Certains jeunes cherchent alors dans l’islam une inscription dans une généalogie prestigieuse. Se considérer comme descendant de Mahomet et se rapprocher de ses compagnons par l’habit et la piété est une quête de requalification. Celle-ci est façonnée par les offres religieuses salafistes dans lesquelles un islam dés-historicisé est censé gouverner la vie du croyant de la naissance à la mort. Cette identification à l’islam ne donne généralement pas lieu à une radicalisation violente, certains jeunes devenant simplement pieux. Dans d’autres situations, pourtant, la filiation s’éprouve au travers d’une inscription dans une communauté musulmane mondiale qu’il s’agit de défendre par les armes contre les attaques dont elle est l’objet.

Féminité islamique

En revanche, les identifications des jeunes femmes à l’islam relèvent d’autres logiques. Certaines d’entre elles s’attachent à un islam spirituel (plutôt que culturel) pour mettre à distance la religion parentale dominée par les obligations. Porter le foulard permet aussi, lors des premières années à l’université, de montrer sa fidélité à la famille pour accéder ensuite à une plus grande autonomie.

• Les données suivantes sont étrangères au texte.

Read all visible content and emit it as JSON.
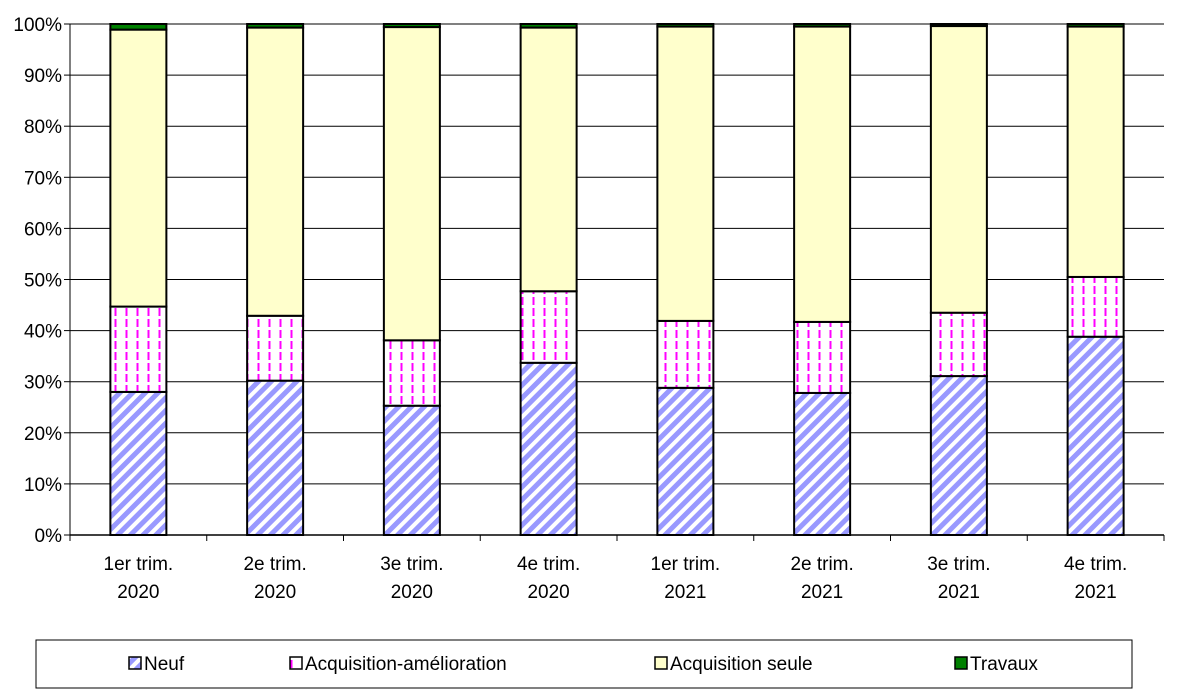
{
  "chart_data": {
    "type": "bar",
    "stacked": "percent",
    "title": "",
    "xlabel": "",
    "ylabel": "",
    "ylim": [
      0,
      100
    ],
    "yticks": [
      "0%",
      "10%",
      "20%",
      "30%",
      "40%",
      "50%",
      "60%",
      "70%",
      "80%",
      "90%",
      "100%"
    ],
    "grid": "horizontal",
    "legend_position": "bottom",
    "categories": [
      [
        "1er trim.",
        "2020"
      ],
      [
        "2e trim.",
        "2020"
      ],
      [
        "3e trim.",
        "2020"
      ],
      [
        "4e trim.",
        "2020"
      ],
      [
        "1er trim.",
        "2021"
      ],
      [
        "2e trim.",
        "2021"
      ],
      [
        "3e trim.",
        "2021"
      ],
      [
        "4e trim.",
        "2021"
      ]
    ],
    "series": [
      {
        "name": "Neuf",
        "color": "#9999ff",
        "pattern": "diagonal-stripes",
        "values": [
          28,
          30.2,
          25.3,
          33.7,
          28.8,
          27.8,
          31.1,
          38.8
        ]
      },
      {
        "name": "Acquisition-amélioration",
        "color": "#ff00ff",
        "pattern": "dashed-vertical",
        "values": [
          16.7,
          12.7,
          12.8,
          14.0,
          13.1,
          13.9,
          12.4,
          11.7
        ]
      },
      {
        "name": "Acquisition seule",
        "color": "#ffffcc",
        "pattern": "solid",
        "values": [
          54.2,
          56.4,
          61.3,
          51.6,
          57.6,
          57.8,
          56.1,
          49.0
        ]
      },
      {
        "name": "Travaux",
        "color": "#008000",
        "pattern": "solid",
        "values": [
          1.1,
          0.7,
          0.6,
          0.7,
          0.5,
          0.5,
          0.4,
          0.5
        ]
      }
    ]
  }
}
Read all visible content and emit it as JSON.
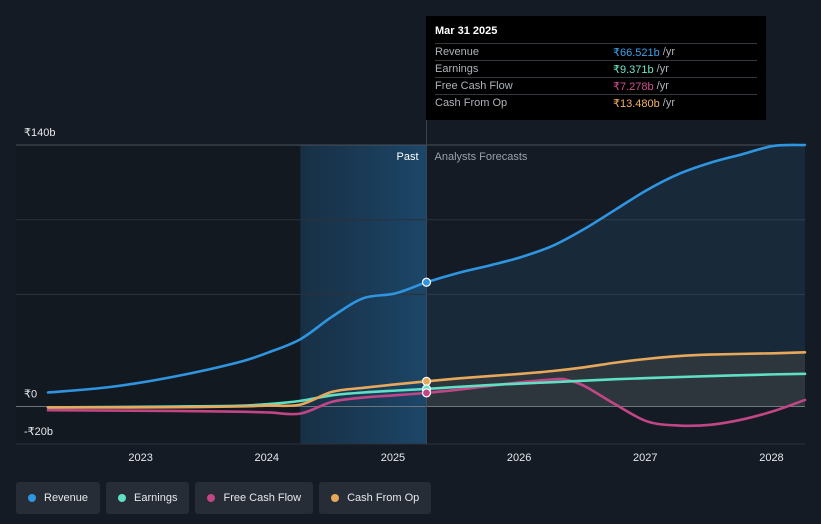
{
  "colors": {
    "revenue": "#2f95e0",
    "earnings": "#5fe0c4",
    "fcf": "#c24685",
    "cfo": "#e8a85c",
    "background": "#151b24",
    "grid": "#2a313b"
  },
  "tooltip": {
    "date": "Mar 31 2025",
    "unit": "/yr",
    "rows": [
      {
        "label": "Revenue",
        "value": "₹66.521b",
        "color": "#3fa0ea"
      },
      {
        "label": "Earnings",
        "value": "₹9.371b",
        "color": "#6fe5cb"
      },
      {
        "label": "Free Cash Flow",
        "value": "₹7.278b",
        "color": "#d14e91"
      },
      {
        "label": "Cash From Op",
        "value": "₹13.480b",
        "color": "#f0b366"
      }
    ]
  },
  "labels": {
    "past": "Past",
    "forecast": "Analysts Forecasts"
  },
  "legend": [
    {
      "label": "Revenue",
      "color": "#2f95e0"
    },
    {
      "label": "Earnings",
      "color": "#5fe0c4"
    },
    {
      "label": "Free Cash Flow",
      "color": "#c24685"
    },
    {
      "label": "Cash From Op",
      "color": "#e8a85c"
    }
  ],
  "chart_data": {
    "type": "line",
    "title": "",
    "ylabel": "",
    "xlabel": "",
    "y_ticks": [
      {
        "value": 140,
        "label": "₹140b"
      },
      {
        "value": 0,
        "label": "₹0"
      },
      {
        "value": -20,
        "label": "-₹20b"
      }
    ],
    "x_ticks": [
      {
        "value": 2023,
        "label": "2023"
      },
      {
        "value": 2024,
        "label": "2024"
      },
      {
        "value": 2025,
        "label": "2025"
      },
      {
        "value": 2026,
        "label": "2026"
      },
      {
        "value": 2027,
        "label": "2027"
      },
      {
        "value": 2028,
        "label": "2028"
      }
    ],
    "xlim": [
      2022.25,
      2028.25
    ],
    "ylim": [
      -20,
      140
    ],
    "past_start": 2024.25,
    "divider": 2025.25,
    "highlight": {
      "x": 2025.25,
      "values": {
        "revenue": 66.521,
        "earnings": 9.371,
        "fcf": 7.278,
        "cfo": 13.48
      }
    },
    "series": [
      {
        "name": "Revenue",
        "key": "revenue",
        "points": [
          [
            2022.25,
            7.5
          ],
          [
            2022.75,
            10.5
          ],
          [
            2023.25,
            16
          ],
          [
            2023.75,
            23.5
          ],
          [
            2024.0,
            29
          ],
          [
            2024.25,
            36
          ],
          [
            2024.5,
            48
          ],
          [
            2024.75,
            58
          ],
          [
            2025.0,
            60.5
          ],
          [
            2025.25,
            66.5
          ],
          [
            2025.5,
            71.5
          ],
          [
            2025.75,
            75.5
          ],
          [
            2026.0,
            80
          ],
          [
            2026.25,
            86
          ],
          [
            2026.5,
            95
          ],
          [
            2026.75,
            105.5
          ],
          [
            2027.0,
            116
          ],
          [
            2027.25,
            124.5
          ],
          [
            2027.5,
            130.5
          ],
          [
            2027.75,
            135
          ],
          [
            2028.0,
            139.5
          ],
          [
            2028.25,
            140
          ]
        ]
      },
      {
        "name": "Earnings",
        "key": "earnings",
        "points": [
          [
            2022.25,
            -0.5
          ],
          [
            2022.75,
            -0.3
          ],
          [
            2023.25,
            0
          ],
          [
            2023.75,
            0.4
          ],
          [
            2024.0,
            1.3
          ],
          [
            2024.25,
            3
          ],
          [
            2024.5,
            6
          ],
          [
            2024.75,
            7.5
          ],
          [
            2025.0,
            8.5
          ],
          [
            2025.25,
            9.4
          ],
          [
            2025.5,
            10.5
          ],
          [
            2025.75,
            11.5
          ],
          [
            2026.0,
            12.3
          ],
          [
            2026.25,
            13
          ],
          [
            2026.5,
            13.8
          ],
          [
            2026.75,
            14.6
          ],
          [
            2027.0,
            15.2
          ],
          [
            2027.5,
            16.3
          ],
          [
            2028.0,
            17.2
          ],
          [
            2028.25,
            17.5
          ]
        ]
      },
      {
        "name": "Free Cash Flow",
        "key": "fcf",
        "points": [
          [
            2022.25,
            -2
          ],
          [
            2022.75,
            -2.2
          ],
          [
            2023.25,
            -2.4
          ],
          [
            2023.75,
            -2.8
          ],
          [
            2024.0,
            -3.2
          ],
          [
            2024.25,
            -3.8
          ],
          [
            2024.5,
            2.5
          ],
          [
            2024.75,
            4.8
          ],
          [
            2025.0,
            6
          ],
          [
            2025.25,
            7.3
          ],
          [
            2025.5,
            9
          ],
          [
            2025.75,
            11
          ],
          [
            2026.0,
            13
          ],
          [
            2026.25,
            14.5
          ],
          [
            2026.35,
            14.5
          ],
          [
            2026.5,
            11
          ],
          [
            2026.75,
            1
          ],
          [
            2027.0,
            -8
          ],
          [
            2027.25,
            -10.2
          ],
          [
            2027.5,
            -9.8
          ],
          [
            2027.75,
            -7
          ],
          [
            2028.0,
            -2.5
          ],
          [
            2028.25,
            3.5
          ]
        ]
      },
      {
        "name": "Cash From Op",
        "key": "cfo",
        "points": [
          [
            2022.25,
            -0.5
          ],
          [
            2022.75,
            -0.5
          ],
          [
            2023.25,
            -0.4
          ],
          [
            2023.75,
            0
          ],
          [
            2024.0,
            0.5
          ],
          [
            2024.25,
            1
          ],
          [
            2024.5,
            7.8
          ],
          [
            2024.75,
            10
          ],
          [
            2025.0,
            11.8
          ],
          [
            2025.25,
            13.5
          ],
          [
            2025.5,
            15
          ],
          [
            2025.75,
            16.3
          ],
          [
            2026.0,
            17.5
          ],
          [
            2026.25,
            19
          ],
          [
            2026.5,
            21
          ],
          [
            2026.75,
            23.5
          ],
          [
            2027.0,
            25.5
          ],
          [
            2027.25,
            27
          ],
          [
            2027.5,
            27.8
          ],
          [
            2028.0,
            28.5
          ],
          [
            2028.25,
            29
          ]
        ]
      }
    ]
  }
}
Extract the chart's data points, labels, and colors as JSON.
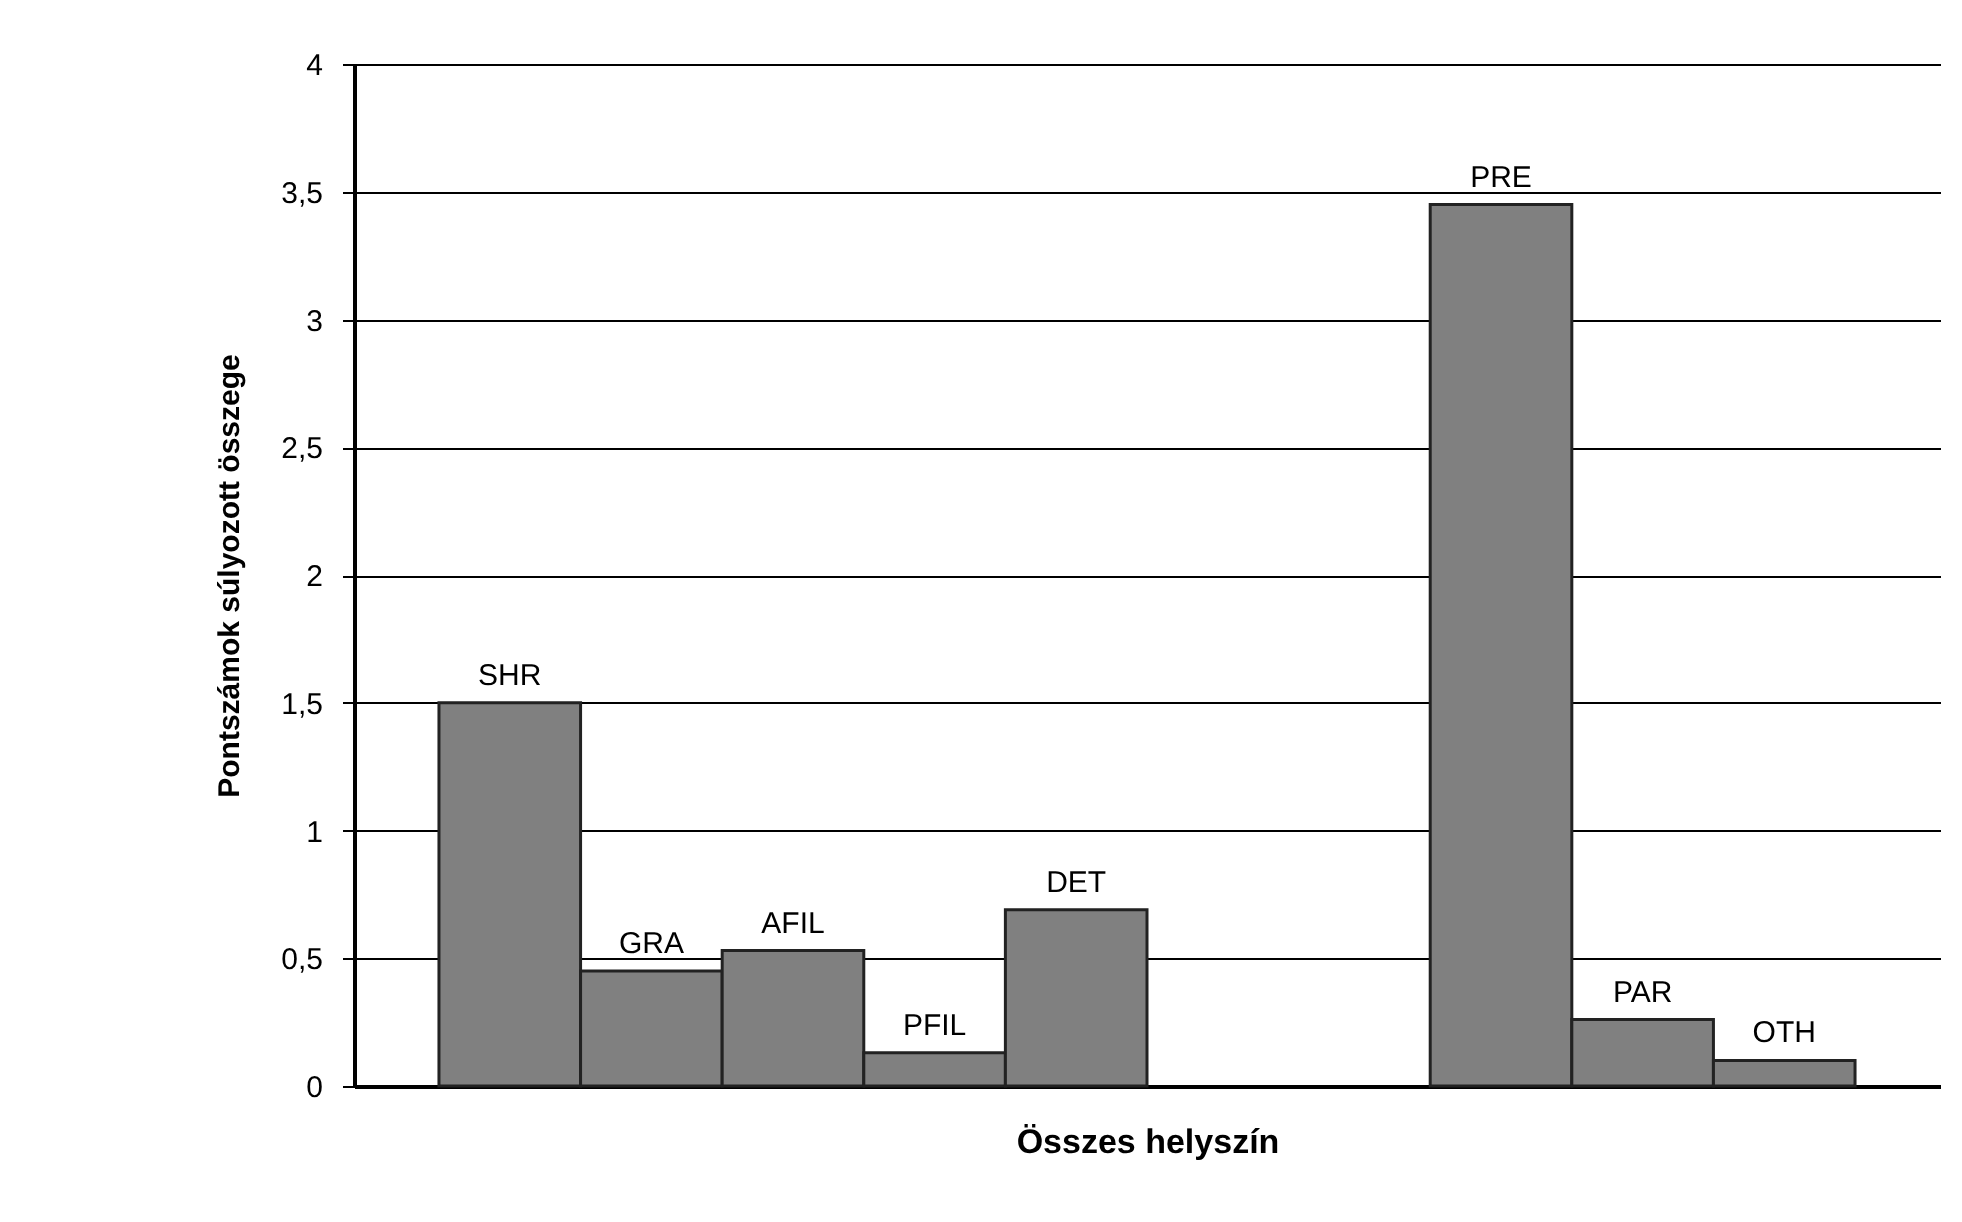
{
  "chart_data": {
    "type": "bar",
    "xlabel": "Összes helyszín",
    "ylabel": "Pontszámok súlyozott összege",
    "categories": [
      "SHR",
      "GRA",
      "AFIL",
      "PFIL",
      "DET",
      null,
      null,
      "PRE",
      "PAR",
      "OTH"
    ],
    "values": [
      1.5,
      0.45,
      0.53,
      0.13,
      0.69,
      null,
      null,
      3.45,
      0.26,
      0.1
    ],
    "color": "#808080",
    "ylim": [
      0,
      4
    ],
    "yticks": [
      0,
      {
        "value": 0.5,
        "label": "0,5"
      },
      1,
      {
        "value": 1.5,
        "label": "1,5"
      },
      2,
      {
        "value": 2.5,
        "label": "2,5"
      },
      3,
      {
        "value": 3.5,
        "label": "3,5"
      },
      4
    ],
    "grid": "y",
    "tick_labels": "y"
  }
}
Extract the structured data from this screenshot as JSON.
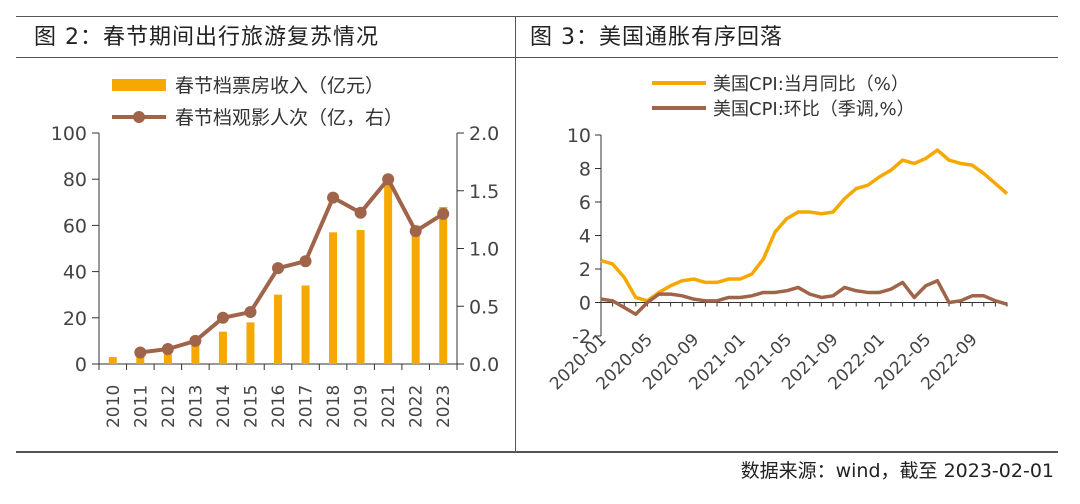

Ces artisanes de liberté tempérée considèrent que les discours qui articulent féminisme et dénonciation des inégalités des sexes au sein des populations immigrées sont une violence faite à leurs familles. Dans certains cas, afficher les signes d’une féminité islamique dans l’espace public est une protestation contre un type de féminisme qui stigmatise les populations. Ce fait protestataire n’est pas nouveau. Dans le contexte étatsunien, les Afro Américaines ont développé des mouvements autonomes de lutte contre le racisme et le sexisme parce que le féminisme des blanches mettait à l’écart les populations noires.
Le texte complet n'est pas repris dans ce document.